Discussões que vão e que vêm
Muito se tem discutido sobre a cadeia produtiva da ovino-caprinocultura brasileira, diante do formidável progresso que se assiste. Acontece que há uma desordem no cenário: pessoas entrando na atividade, pessoas estacionando, pessoas investindo, pessoas desistindo. Quando chegará a normalidade? As sugestões para a cadeia produtiva são muitas, desde aumento de produção de carne e leite em escala, até melhoramento das políticas públicas. Há sugestões para todos os gostos.
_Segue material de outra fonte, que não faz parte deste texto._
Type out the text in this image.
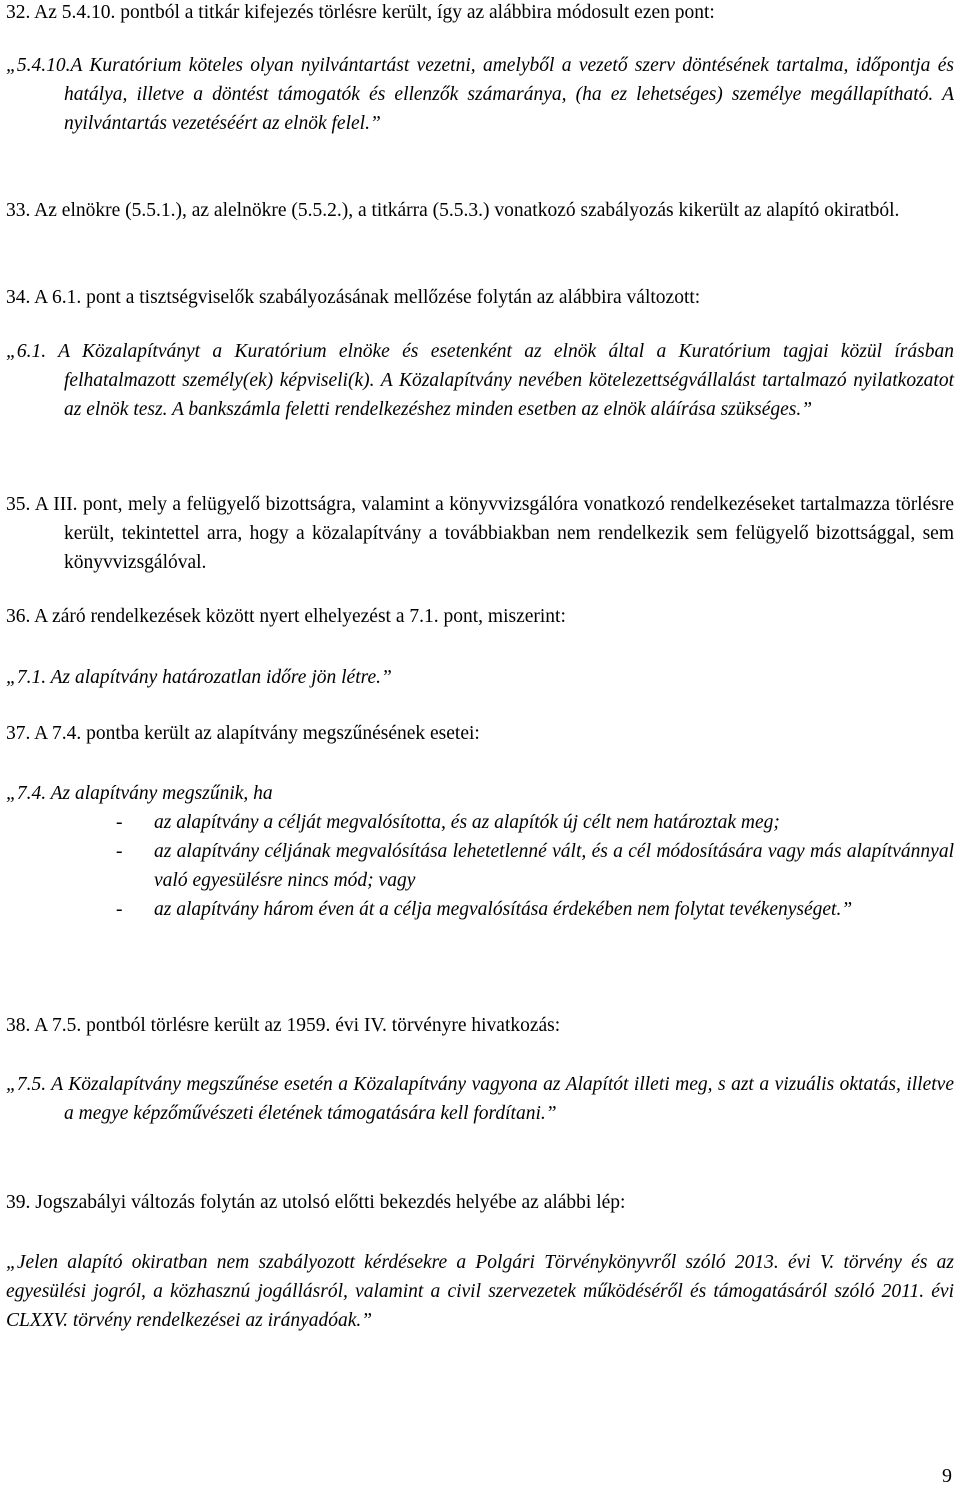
32. Az 5.4.10. pontból a titkár kifejezés törlésre került, így az alábbira módosult ezen pont:

„5.4.10.A Kuratórium köteles olyan nyilvántartást vezetni, amelyből a vezető szerv döntésének tartalma, időpontja és hatálya, illetve a döntést támogatók és ellenzők számaránya, (ha ez lehetséges) személye megállapítható. A nyilvántartás vezetéséért az elnök felel.”

33. Az elnökre (5.5.1.), az alelnökre (5.5.2.), a titkárra (5.5.3.) vonatkozó szabályozás kikerült az alapító okiratból.

34. A 6.1. pont a tisztségviselők szabályozásának mellőzése folytán az alábbira változott:

„6.1. A Közalapítványt a Kuratórium elnöke és esetenként az elnök által a Kuratórium tagjai közül írásban felhatalmazott személy(ek) képviseli(k). A Közalapítvány nevében kötelezettségvállalást tartalmazó nyilatkozatot az elnök tesz. A bankszámla feletti rendelkezéshez minden esetben az elnök aláírása szükséges.”

35. A III. pont, mely a felügyelő bizottságra, valamint a könyvvizsgálóra vonatkozó rendelkezéseket tartalmazza törlésre került, tekintettel arra, hogy a közalapítvány a továbbiakban nem rendelkezik sem felügyelő bizottsággal, sem könyvvizsgálóval.

36. A záró rendelkezések között nyert elhelyezést a 7.1. pont, miszerint:

„7.1. Az alapítvány határozatlan időre jön létre.”

37. A 7.4. pontba került az alapítvány megszűnésének esetei:

„7.4. Az alapítvány megszűnik, ha

- az alapítvány a célját megvalósította, és az alapítók új célt nem határoztak meg;
- az alapítvány céljának megvalósítása lehetetlenné vált, és a cél módosítására vagy más alapítvánnyal való egyesülésre nincs mód; vagy
- az alapítvány három éven át a célja megvalósítása érdekében nem folytat tevékenységet.”

38. A 7.5. pontból törlésre került az 1959. évi IV. törvényre hivatkozás:

„7.5. A Közalapítvány megszűnése esetén a Közalapítvány vagyona az Alapítót illeti meg, s azt a vizuális oktatás, illetve a megye képzőművészeti életének támogatására kell fordítani.”

39. Jogszabályi változás folytán az utolsó előtti bekezdés helyébe az alábbi lép:

„Jelen alapító okiratban nem szabályozott kérdésekre a Polgári Törvénykönyvről szóló 2013. évi V. törvény és az egyesülési jogról, a közhasznú jogállásról, valamint a civil szervezetek működéséről és támogatásáról szóló 2011. évi CLXXV. törvény rendelkezései az irányadóak.”

9
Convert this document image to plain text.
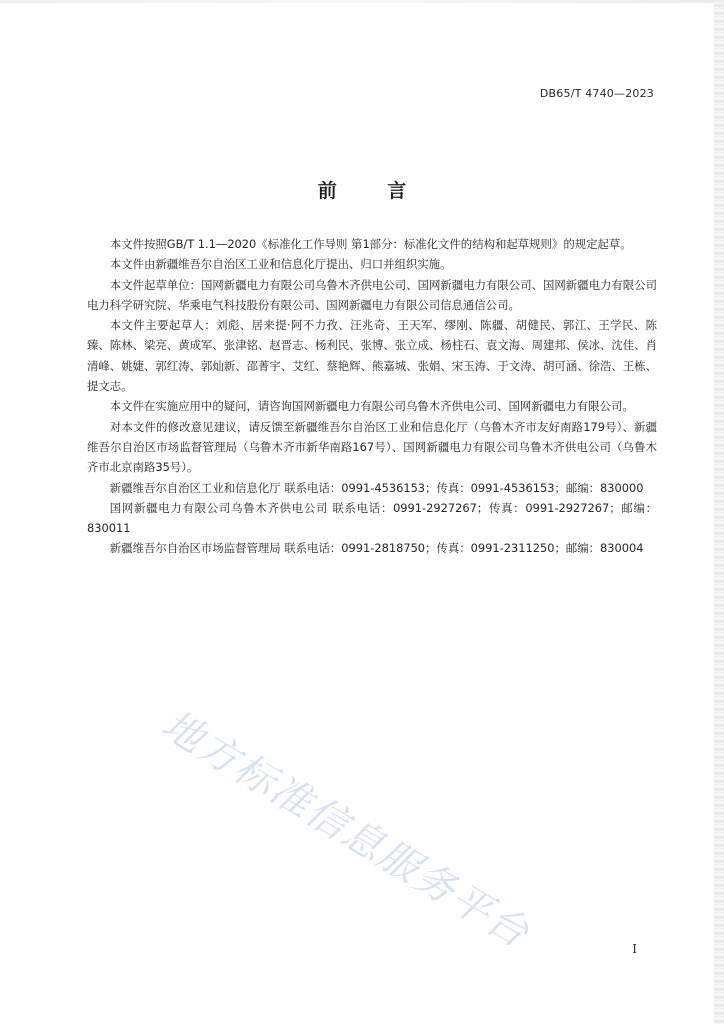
DB65/T 4740—2023
前 言

本文件按照GB/T 1.1—2020《标准化工作导则 第1部分：标准化文件的结构和起草规则》的规定起草。

本文件由新疆维吾尔自治区工业和信息化厅提出、归口并组织实施。

本文件起草单位：国网新疆电力有限公司乌鲁木齐供电公司、国网新疆电力有限公司、国网新疆电力有限公司电力科学研究院、华乘电气科技股份有限公司、国网新疆电力有限公司信息通信公司。

本文件主要起草人：刘彪、居来提·阿不力孜、汪兆奇、王天军、缪刚、陈疆、胡健民、郭江、王学民、陈臻、陈林、梁亮、黄成军、张津铭、赵晋志、杨利民、张博、张立成、杨柱石、袁文海、周建邦、侯冰、沈佳、肖清峰、姚婕、郭红涛、郭灿新、邵菁宇、艾红、蔡艳辉、熊嘉城、张娟、宋玉涛、于文涛、胡可涵、徐浩、王栋、提文志。

本文件在实施应用中的疑问，请咨询国网新疆电力有限公司乌鲁木齐供电公司、国网新疆电力有限公司。

对本文件的修改意见建议，请反馈至新疆维吾尔自治区工业和信息化厅（乌鲁木齐市友好南路179号）、新疆维吾尔自治区市场监督管理局（乌鲁木齐市新华南路167号）、国网新疆电力有限公司乌鲁木齐供电公司（乌鲁木齐市北京南路35号）。

新疆维吾尔自治区工业和信息化厅 联系电话：0991-4536153；传真：0991-4536153；邮编：830000

国网新疆电力有限公司乌鲁木齐供电公司 联系电话：0991-2927267；传真：0991-2927267；邮编：830011

新疆维吾尔自治区市场监督管理局 联系电话：0991-2818750；传真：0991-2311250；邮编：830004

地方标准信息服务平台	I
Na verdade, é difícil dar o primeiro passo, pois os demais elos da cadeia emperram a máquina - como acontece em qualquer lugar do mundo. Falta o Governo, assumindo a atividade como sendo uma ferramenta de progresso e geradora de bem-estar social. Ora, a ovino-caprinocultura, bem trabalhada, a nível governamental, pode gerar cerca de 20 milhões de empregos e, então, se o Governo divulgasse isso, os empresários fariam o restante. Eles, os empresários, gerariam os empregos, desde que houvesse consolidação da cadeia produtiva, dando dignidade ao produto que sai das fazendas.
É cansativo ouvir falar de caprinos e ovinos como “coisa de pobre”, “coisa de gente miúda”. Praticamente as iniciativas públicas tentam estimular os “pequenos”, os “miúdos”, esquecendo-se do restante da atividade. No momento em que os empresários investem pesadamente no mercado de animais de elite, seria importante ver que o Governo quer, em contrapartida, estimular a produção de carne e leite. Seria a mais sensata maneira de levar a atividade à auto-sustentabilidade.
O enfoque sobre “pequenos” e “miúdos”, além de paternalista, pode resultar no fracasso já acontecido com medidas semelhantes, no passado (com suínos, com bovinos, com codornas e outras aves, etc.). O estímulo aos “pequenos” e “miúdos” é muito mais eficaz quando tem o exemplo, na propriedade vizinha, de empresários bem sucedidos. Afora isso, é ficar repetindo o desgastado refrão francês de que “a cabra é a vaquinha do pobre”, quando se ouve falar de vacas que valem milhões!
São Paulo acaba de lançar sua Câmara Setorial e espera-se muito dela, até para servir de exemplo dinâmico para outras Câmaras já existentes. Cabe a elas, as Câmaras, promover discussões, levantamentos, propor Leis, Decretos, Regulamentações, Impostos, Ajustes Fiscais, Linhas de Crédito, Securitização, etc. Tudo parte da Câmara para chegar às esferas superiores.
Minas Gerais está se mexendo: já realizou o Plano Setorial para a atividade no Estado e também encaminhou o projeto Leite Legal, para 100 litros diários em cada propriedade. É um notável começo!
No Mato Grosso, a Câmara Setorial tenta colocar a ovinocultura como atividade propícia à região. No Mato Grosso do Sul, a Câmara festeja o primeiro frigorífico específico para ovinos, com SIF e aproveitamento de todos os subprodutos. Também inaugurou o Centro Tecnológico de Ovinocultura, além de ter conseguido R$ 1,7 milhão para pesquisas e difusão de tecnologia.
A Câmara do Paraná lançou o Projeto Gourmet, ensinando a preparação, pois entende que “havendo aumento do consumo haverá progresso dentro das porteiras”.
Várias outras iniciativas poderiam ser citadas, deixando claro que, de discussão em discussão, surge a solução!
As discussões, portanto, são excelentes para o desenvolvimento. Antes de uma boa ação é preciso uma boa discussão!
Esta edição, traz um empreendimento diferente, um gerador de produtores. Não apenas a descrição do que está fazendo um produtor, mas a descrição do esforço para colocar no mundo moderno centenas de produtores.
São os produtores de carne (e de leite), somados aos empresários que alavancam todos os elos da cadeia produtiva, que levarão ao futuro grandioso que está cada vez mais perto.
Como a cadeia produtiva não está consolidada, principalmente no tocante às informações sobre a operação interna da propriedade (manejo, reprodução, sanidade, etc.) continuarão existindo pessoas que entram e desistem: muito natural. No futuro, quando a cadeia estiver consolidada, elas voltarão.
Como não desistir? É fácil: basta buscar toda sorte de informações, antes de colocar o santo dinheiro no empreendimento. Ouvir, ouvir, ouvir, eis o caminho. Para isso, vem aí a FEINCO, com um rol de palestras de alto nível e discussões sobre a produção. Além disso, pioneiramente, vai apresentar “Casos em discussão”, abrindo as porteiras de bons produtores que já percorreram um longo caminho em suas propriedades. Eles são os mais objetivos e ideais propagadores da excelência da atividade.
A FEINCO-2007, portanto, pode ser um divisor de águas na história da caprino-ovinocultura.